İnsanların başlangıçta ortak bir dil konuştuğu düşüncesi ilk kez eski dost Herodot’un “Tarih”inde anlatılan bu bölümde geçer. Gerçi altında her insanın bu ilk dili doğuştan bildiği gibi çocukça bir düşünce yatsa da aslında temel fikir çok yanlış değil.

Benzer bir öykü Tevrat’ta, Yaratılış Kitabı’nın 11. Bab’ında Babil Kulesi için anlatılır:

“Başlangıçta dünyadaki bütün insanlar aynı dili konuşur, aynı sözleri kullanırlardı. Doğuya göçerlerken Şinar bölgesinde bir ova bulup oraya yerleştiler. Birbirlerine, “Gelin, tuğla yapıp iyice pişirelim” dediler. Taş yerine tuğla, harç yerine zift kullandılar.
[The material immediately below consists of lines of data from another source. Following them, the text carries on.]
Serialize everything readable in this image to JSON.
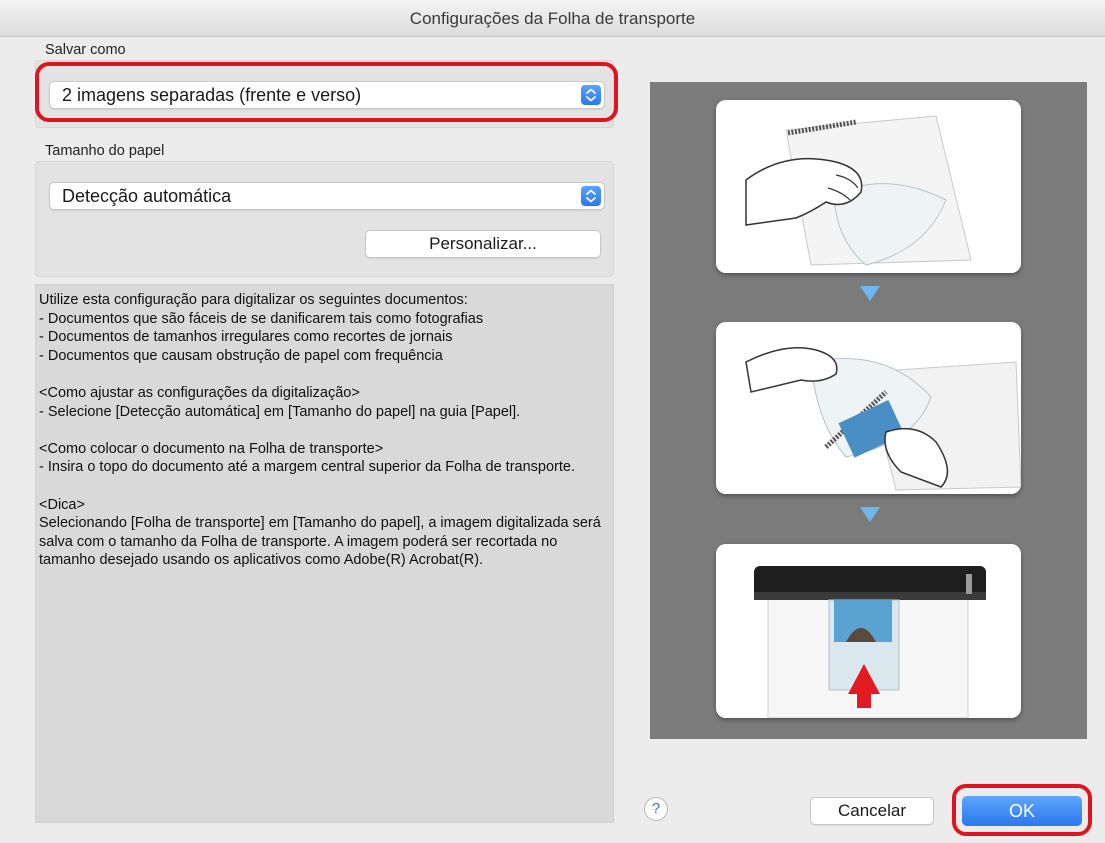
{
  "window": {
    "title": "Configurações da Folha de transporte"
  },
  "save_as": {
    "label": "Salvar como",
    "selected": "2 imagens separadas (frente e verso)"
  },
  "paper_size": {
    "label": "Tamanho do papel",
    "selected": "Detecção automática",
    "customize_button": "Personalizar..."
  },
  "description": {
    "text": "Utilize esta configuração para digitalizar os seguintes documentos:\n- Documentos que são fáceis de se danificarem tais como fotografias\n- Documentos de tamanhos irregulares como recortes de jornais\n- Documentos que causam obstrução de papel com frequência\n\n<Como ajustar as configurações da digitalização>\n- Selecione [Detecção automática] em [Tamanho do papel] na guia [Papel].\n\n<Como colocar o documento na Folha de transporte>\n- Insira o topo do documento até a margem central superior da Folha de transporte.\n\n<Dica>\nSelecionando [Folha de transporte] em [Tamanho do papel], a imagem digitalizada será salva com o tamanho da Folha de transporte. A imagem poderá ser recortada no tamanho desejado usando os aplicativos como Adobe(R) Acrobat(R)."
  },
  "footer": {
    "help_label": "?",
    "cancel_label": "Cancelar",
    "ok_label": "OK"
  },
  "icons": {
    "help": "question-mark-icon",
    "stepper": "up-down-chevron-icon",
    "step_arrow": "triangle-down-icon"
  },
  "colors": {
    "highlight": "#e0141e",
    "accent": "#2a77ef",
    "step_arrow": "#6fb6f0",
    "illustration_bg": "#7b7b7b"
  }
}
Sonra, “Kendimize bir kent kuralım” dediler, “Göklere erişecek bir kule dikip ün salalım. Böylece yeryüzüne dağılmayız.”

RAB insanların yaptığı kentle kuleyi görmek için aşağıya indi. “Tek bir halk olup aynı dili konuşarak bunu yapmaya başladıklarına göre, düşündüklerini gerçekleştirecek, hiçbir engel tanımayacaklar” dedi, “Gelin, aşağı inip dillerini karıştıralım ki, birbirlerini anlamasınlar.”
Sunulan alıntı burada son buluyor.